Weed has been around for yonks. According to current estimates, the relationship we as a species have with this plant goes back about 3,500 years. But its debut in the lungs and minds of Europeans is much more recent than that – more in the ballpark of 300 years.
The dude who originally discovered and catalogued the plant species Cannabis Sativa was a Swedish fellow called Carl Linnaeus. Now, Carl Linnaeus was a first-order weirdo who believed that God put him on earth to describe and catalogue nature in all its various forms. Among the many forms of nature that he catalogued was Cannabis Sativa, which grew in select parts of Europe.
Linnaeus wasn’t all that into the effects of weed (he was more about cataloguing), though he did later write notes on the mind-altering effects of many of the plants he catalogued. Although weed grew in certain European climates, it was mainly low-THC hemp that the Europeans cultivated for use in textile production. Smoking weed wasn’t really a thing for them.
Meanwhile, the Turks and other Middle Eastern civilisations already had a taste for the heady, hazy and euphoric effects of smoking cannabis. Hashish was widespread in these cultures, forming the bedrock of their social intoxicants. Where the European world had alcohol, the Arabic world had hash.
MORE: Cannabis and Islam – Is hooch ‘haram’?

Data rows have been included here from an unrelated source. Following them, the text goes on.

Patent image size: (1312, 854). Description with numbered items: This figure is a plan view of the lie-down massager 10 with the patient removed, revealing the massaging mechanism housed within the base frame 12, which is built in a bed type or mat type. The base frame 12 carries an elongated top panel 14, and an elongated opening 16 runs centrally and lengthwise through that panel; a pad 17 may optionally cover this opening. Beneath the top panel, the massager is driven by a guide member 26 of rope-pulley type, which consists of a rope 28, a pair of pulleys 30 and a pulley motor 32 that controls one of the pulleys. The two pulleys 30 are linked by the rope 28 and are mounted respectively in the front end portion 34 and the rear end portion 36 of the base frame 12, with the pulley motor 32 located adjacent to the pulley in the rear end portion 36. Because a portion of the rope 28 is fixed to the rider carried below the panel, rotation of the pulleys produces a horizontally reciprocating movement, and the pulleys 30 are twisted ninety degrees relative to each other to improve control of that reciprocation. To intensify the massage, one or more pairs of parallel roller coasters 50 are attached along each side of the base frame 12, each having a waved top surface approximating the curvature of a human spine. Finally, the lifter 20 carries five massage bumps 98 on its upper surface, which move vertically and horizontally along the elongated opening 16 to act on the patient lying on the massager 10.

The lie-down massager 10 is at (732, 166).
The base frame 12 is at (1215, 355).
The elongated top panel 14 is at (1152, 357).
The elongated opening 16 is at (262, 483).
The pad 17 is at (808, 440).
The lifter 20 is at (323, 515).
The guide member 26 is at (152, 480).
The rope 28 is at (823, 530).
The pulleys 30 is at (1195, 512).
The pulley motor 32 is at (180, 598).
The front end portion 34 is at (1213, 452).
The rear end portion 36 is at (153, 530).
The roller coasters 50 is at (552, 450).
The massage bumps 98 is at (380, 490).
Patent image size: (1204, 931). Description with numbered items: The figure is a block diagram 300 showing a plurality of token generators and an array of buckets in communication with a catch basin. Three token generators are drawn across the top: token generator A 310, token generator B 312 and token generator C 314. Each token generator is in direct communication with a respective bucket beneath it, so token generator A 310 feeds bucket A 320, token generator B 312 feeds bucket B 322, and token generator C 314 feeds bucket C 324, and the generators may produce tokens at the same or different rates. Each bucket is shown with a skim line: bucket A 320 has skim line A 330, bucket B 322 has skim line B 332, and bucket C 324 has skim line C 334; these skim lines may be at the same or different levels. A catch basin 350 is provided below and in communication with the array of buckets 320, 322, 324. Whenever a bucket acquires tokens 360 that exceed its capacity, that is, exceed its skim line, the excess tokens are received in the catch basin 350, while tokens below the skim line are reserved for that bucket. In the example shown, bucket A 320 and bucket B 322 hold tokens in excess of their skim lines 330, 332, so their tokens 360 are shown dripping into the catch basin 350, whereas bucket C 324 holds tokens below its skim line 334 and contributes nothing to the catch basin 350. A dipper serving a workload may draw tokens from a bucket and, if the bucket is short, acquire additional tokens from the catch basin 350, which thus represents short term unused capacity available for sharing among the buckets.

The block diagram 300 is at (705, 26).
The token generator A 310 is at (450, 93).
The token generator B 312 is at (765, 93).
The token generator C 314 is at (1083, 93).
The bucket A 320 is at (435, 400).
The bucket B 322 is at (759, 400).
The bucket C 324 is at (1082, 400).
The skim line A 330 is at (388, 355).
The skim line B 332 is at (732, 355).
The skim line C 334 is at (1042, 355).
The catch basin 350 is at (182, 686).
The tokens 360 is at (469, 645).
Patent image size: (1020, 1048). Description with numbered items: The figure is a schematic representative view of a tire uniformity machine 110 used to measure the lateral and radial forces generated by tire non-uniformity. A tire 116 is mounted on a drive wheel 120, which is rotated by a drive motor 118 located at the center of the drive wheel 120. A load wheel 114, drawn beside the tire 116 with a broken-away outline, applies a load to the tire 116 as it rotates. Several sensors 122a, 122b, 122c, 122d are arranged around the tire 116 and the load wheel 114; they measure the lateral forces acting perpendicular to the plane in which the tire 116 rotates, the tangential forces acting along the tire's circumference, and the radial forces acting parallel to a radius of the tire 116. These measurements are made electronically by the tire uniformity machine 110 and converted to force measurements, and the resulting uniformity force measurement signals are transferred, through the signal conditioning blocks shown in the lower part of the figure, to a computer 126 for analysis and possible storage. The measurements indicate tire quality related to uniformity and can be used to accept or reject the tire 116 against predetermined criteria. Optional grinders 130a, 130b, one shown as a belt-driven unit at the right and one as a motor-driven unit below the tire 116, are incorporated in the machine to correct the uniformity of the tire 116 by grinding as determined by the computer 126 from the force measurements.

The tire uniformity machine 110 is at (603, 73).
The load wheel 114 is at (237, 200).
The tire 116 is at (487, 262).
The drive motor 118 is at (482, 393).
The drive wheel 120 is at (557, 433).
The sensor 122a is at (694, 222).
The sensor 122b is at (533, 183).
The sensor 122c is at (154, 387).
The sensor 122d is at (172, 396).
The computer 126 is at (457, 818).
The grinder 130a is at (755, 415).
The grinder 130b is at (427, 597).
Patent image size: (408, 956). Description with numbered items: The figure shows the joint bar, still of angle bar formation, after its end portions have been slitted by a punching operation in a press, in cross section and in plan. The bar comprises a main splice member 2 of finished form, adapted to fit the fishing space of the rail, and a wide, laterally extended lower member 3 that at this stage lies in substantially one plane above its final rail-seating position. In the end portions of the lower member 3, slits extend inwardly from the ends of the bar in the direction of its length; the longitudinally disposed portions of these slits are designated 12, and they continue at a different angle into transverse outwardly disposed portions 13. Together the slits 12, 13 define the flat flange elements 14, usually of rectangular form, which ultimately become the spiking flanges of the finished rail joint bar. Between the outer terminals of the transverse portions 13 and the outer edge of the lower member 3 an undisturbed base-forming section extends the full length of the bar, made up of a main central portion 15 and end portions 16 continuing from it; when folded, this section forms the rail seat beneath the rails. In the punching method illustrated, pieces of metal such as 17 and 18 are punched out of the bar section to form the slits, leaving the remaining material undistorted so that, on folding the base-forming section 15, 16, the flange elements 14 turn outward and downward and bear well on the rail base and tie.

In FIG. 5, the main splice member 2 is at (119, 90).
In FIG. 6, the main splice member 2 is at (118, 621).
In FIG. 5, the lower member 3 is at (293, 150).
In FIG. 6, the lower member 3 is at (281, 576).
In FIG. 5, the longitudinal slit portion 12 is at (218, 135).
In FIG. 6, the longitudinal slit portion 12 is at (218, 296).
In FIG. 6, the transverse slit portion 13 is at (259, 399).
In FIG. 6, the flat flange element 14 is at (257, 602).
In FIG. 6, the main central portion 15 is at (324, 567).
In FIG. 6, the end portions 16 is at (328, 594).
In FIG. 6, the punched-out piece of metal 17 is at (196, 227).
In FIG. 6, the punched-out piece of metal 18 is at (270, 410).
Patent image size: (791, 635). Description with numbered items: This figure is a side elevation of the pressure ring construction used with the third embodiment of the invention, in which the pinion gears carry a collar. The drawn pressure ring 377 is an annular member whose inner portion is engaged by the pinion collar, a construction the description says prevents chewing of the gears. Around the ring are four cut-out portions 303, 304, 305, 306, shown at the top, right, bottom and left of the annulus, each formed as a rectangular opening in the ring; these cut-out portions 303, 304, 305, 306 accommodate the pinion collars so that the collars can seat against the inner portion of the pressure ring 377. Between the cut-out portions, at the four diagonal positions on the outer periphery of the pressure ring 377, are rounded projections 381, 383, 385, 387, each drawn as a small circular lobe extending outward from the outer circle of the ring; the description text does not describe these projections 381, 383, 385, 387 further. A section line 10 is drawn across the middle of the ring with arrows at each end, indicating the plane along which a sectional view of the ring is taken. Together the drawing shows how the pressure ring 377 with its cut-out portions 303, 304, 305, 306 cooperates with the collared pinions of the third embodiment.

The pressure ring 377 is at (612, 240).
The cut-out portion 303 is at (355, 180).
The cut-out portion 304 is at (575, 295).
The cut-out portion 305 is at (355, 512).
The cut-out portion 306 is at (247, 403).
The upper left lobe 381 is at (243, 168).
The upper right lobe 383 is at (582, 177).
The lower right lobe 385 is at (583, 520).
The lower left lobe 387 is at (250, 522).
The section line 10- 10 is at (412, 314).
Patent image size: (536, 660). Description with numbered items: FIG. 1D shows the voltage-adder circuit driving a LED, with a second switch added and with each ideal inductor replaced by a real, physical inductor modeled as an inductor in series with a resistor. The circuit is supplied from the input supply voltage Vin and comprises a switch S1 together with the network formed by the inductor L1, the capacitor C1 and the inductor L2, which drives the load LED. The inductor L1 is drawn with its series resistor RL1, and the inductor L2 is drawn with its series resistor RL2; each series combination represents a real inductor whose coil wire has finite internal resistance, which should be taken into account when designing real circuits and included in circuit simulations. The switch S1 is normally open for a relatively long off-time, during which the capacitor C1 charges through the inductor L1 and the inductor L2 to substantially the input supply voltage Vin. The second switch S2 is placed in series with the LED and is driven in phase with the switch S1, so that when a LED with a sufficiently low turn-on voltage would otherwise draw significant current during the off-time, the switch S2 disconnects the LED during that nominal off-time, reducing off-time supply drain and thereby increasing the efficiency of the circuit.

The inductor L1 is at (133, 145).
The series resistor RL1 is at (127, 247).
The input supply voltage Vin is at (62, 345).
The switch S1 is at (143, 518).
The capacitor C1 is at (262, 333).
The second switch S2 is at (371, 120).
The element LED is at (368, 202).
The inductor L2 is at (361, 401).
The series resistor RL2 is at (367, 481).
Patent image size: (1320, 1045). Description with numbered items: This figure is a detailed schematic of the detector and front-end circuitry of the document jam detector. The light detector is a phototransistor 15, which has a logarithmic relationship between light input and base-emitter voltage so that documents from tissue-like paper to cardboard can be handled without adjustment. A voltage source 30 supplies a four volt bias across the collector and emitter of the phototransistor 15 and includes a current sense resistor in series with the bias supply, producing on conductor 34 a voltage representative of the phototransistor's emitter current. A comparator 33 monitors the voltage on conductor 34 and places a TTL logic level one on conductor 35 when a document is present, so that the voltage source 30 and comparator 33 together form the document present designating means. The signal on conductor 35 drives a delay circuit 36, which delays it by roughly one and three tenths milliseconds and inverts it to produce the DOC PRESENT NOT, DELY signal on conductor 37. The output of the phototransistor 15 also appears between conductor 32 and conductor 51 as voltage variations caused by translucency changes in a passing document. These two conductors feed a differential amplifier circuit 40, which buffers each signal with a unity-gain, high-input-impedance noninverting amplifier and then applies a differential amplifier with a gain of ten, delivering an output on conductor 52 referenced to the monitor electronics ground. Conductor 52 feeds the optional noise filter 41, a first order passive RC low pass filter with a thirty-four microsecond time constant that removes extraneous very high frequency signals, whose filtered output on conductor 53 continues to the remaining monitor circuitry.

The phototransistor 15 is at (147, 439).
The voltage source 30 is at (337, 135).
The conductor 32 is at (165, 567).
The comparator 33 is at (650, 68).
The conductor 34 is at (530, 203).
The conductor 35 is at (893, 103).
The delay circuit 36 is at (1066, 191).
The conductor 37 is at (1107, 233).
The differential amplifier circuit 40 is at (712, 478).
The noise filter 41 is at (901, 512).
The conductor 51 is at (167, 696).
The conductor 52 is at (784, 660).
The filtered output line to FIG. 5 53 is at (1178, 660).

The European responsible for bringing hashish back to the intellectual circles of Europe was a French guy by the name of Jacque-Joseph Moreau. Moreau was a psychiatrist in Paris who was especially interested in monomania and hallucinations. In 1836 he went abroad to Egypt for three years with the purpose of investigating the relatively low instances of insanity in the Arab world compared to Europe. The most marked difference he observed was this widespread use of cannabis in the place of alcohol.
But his discoveries didn’t stop there. Moreau returned to Paris with some of these local delights and was fascinated by the effects of hashish, which for him held great potentials for psychiatry. For Moreau, smoking hashish allowed him to enter altered states of hallucination and partial or “safe” insanity, which in turn gave him greater insights into the minds of his patients and the nature of various hallucinations. In other words, a facsimile of the experiences of his patients was now available to him firsthand.
As with all new experimental substances, hashish trickled rapidly from the world of psychiatry and medicine into the dreamy midst of the intellectual and artistic circles. This was a large part the result of Moreau and another doctor, Louis Aubert-Roche. The two young doctors were part of a literary circle known as the Club Des Haschischins – a group of artists, poets and intellectuals that met in a decked-out oriental-style room in a Parisian Hotel.
Before dinner, members of the club were served a big spoonful of oral hashish, which plunged them into several hours of hazy delirium and temporal displacement more akin to a shroom trip than a few cheeky bongs. The club soon became infamous, and more experimenters came to experience the lavish delights of the Club Des Haschischins. Lo and behold the wonders and horrors of cannabis trickled out into the larger society, taking its place alongside morphine as a medicine for the pressures of modern life.